When the world says, “Give up;” Hope whispers, “try it one more time.”

Hope had been playing the same broken record in my heart for years and now I have to hear it from Hollywood, too? That’s why I couldn’t stand the movie! But this time, it got through. The message didn’t change; I did. In watching others struggle and looking inward at my own journey of Hope, I am finally developing the depth to see that the redemption part of the story is only possible if you don’t give up Hope that it’s possible. Even since I started writing this post, I’ve grown. Choosing not to give up hope on your heart’s deepest desire might be the bravest thing any of us can do in this life. While theirs are not my stories to tell, I can attest to the beauty that can come from continuing to reach for what Hope tells you is possible. Andy Dufresne’s words are certainly true, when he writes:

Remember…hope is a good thing, maybe the best of things, and no good thing ever dies.

Hang in there, friends.


  1. Nodding head, mmhhmm-ing, looking into your eyes with compassion for your dashed hopes and with encouragement to keep clinging to the promises in Christ and asking you to do the same for me - that's what I wish I was doing right now. The world is heart-wrenchingly broken, and that reality seems to hit some of us square in the face or deep in the gut more often than it does others. I couldn't make it if I didn't have the Hope of Redemption - the Promise that this isn't the end. As for my blog post, if I were plagiarizing your awesome synopsis but wanted to tweak it to reflect how I feel about at this moment in my journey, I would say something like "the redemption part of the story is being done and is done, regardless of my failed attempts to redeem myself and the world. Choosing to REST in the promise of hope, even regarding our hearts' deepest desires, might be the bravest thing any of us can do in this life." --Said from the person who's always afraid that the terrible will happen because I didn't do enough to prevent it, or the good won't happen because I didn't do enough to obtain it. Resting in hope is scary for me! But the beauty in resting "for what Hope tells you is possible" is that, instead of reaching for something beyond my reach, I'm resting in the Promise that it has been freely given. Just some thoughts from a tired momma who's staying up too late to "converse" with a friend about hope! Thanks for sharing Leida - Love you friend!

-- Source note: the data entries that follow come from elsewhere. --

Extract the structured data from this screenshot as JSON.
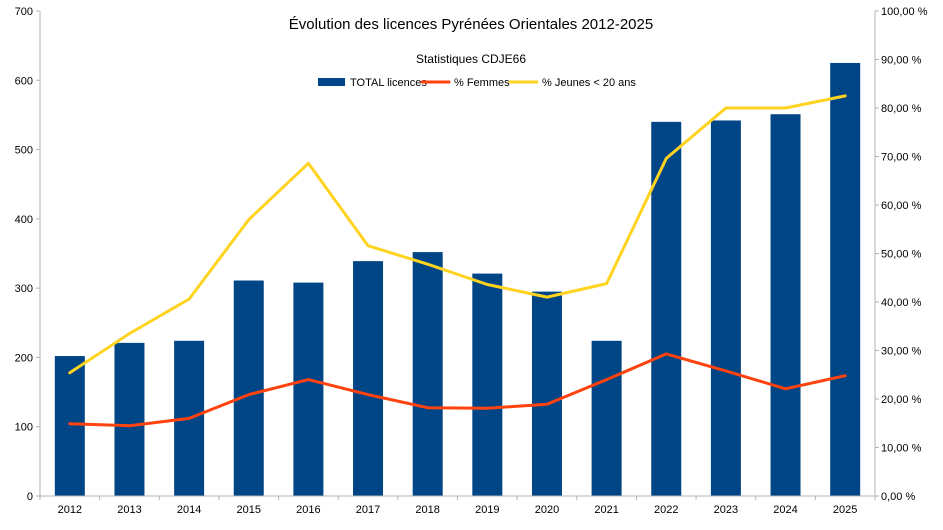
{
  "chart_data": {
    "type": "bar",
    "title": "Évolution des licences Pyrénées Orientales 2012-2025",
    "subtitle": "Statistiques CDJE66",
    "categories": [
      "2012",
      "2013",
      "2014",
      "2015",
      "2016",
      "2017",
      "2018",
      "2019",
      "2020",
      "2021",
      "2022",
      "2023",
      "2024",
      "2025"
    ],
    "series": [
      {
        "name": "TOTAL licences",
        "type": "bar",
        "axis": "left",
        "color": "#004586",
        "values": [
          202,
          221,
          224,
          311,
          308,
          339,
          352,
          321,
          295,
          224,
          540,
          542,
          551,
          625
        ]
      },
      {
        "name": "% Femmes",
        "type": "line",
        "axis": "right",
        "color": "#ff420e",
        "values": [
          14.9,
          14.5,
          16.0,
          20.9,
          24.0,
          20.9,
          18.2,
          18.1,
          18.9,
          24.0,
          29.3,
          25.8,
          22.1,
          24.8
        ]
      },
      {
        "name": "% Jeunes < 20 ans",
        "type": "line",
        "axis": "right",
        "color": "#ffd320",
        "values": [
          25.4,
          33.5,
          40.6,
          57.0,
          68.6,
          51.6,
          47.8,
          43.6,
          41.0,
          43.8,
          69.6,
          80.0,
          80.0,
          82.5
        ]
      }
    ],
    "y_left": {
      "min": 0,
      "max": 700,
      "step": 100,
      "ticks": [
        "0",
        "100",
        "200",
        "300",
        "400",
        "500",
        "600",
        "700"
      ]
    },
    "y_right": {
      "min": 0,
      "max": 100,
      "step": 10,
      "ticks": [
        "0,00 %",
        "10,00 %",
        "20,00 %",
        "30,00 %",
        "40,00 %",
        "50,00 %",
        "60,00 %",
        "70,00 %",
        "80,00 %",
        "90,00 %",
        "100,00 %"
      ]
    },
    "grid": false,
    "legend_position": "top-center"
  }
}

  2. Oh, Miss Stacy, I love you, too! Do you remember that song, Jesus, I Am Resting Resting? If you can, get hold of those lyrics. I love to put that on repeat, sipping lavender tea, sitting in my corner chair, wrapped in my most comfy blanket, because that's what I imagine Jesus and I will do in Heaven someday. And each time I bring up how hard it was to get there (which we both know I will do), he'll just nod, sip, look me in the eye and say, "I know, sweetie. I'm so glad you made it."

    Verses 3 & 4 are my favorite and they speak so clearly of what you wrote.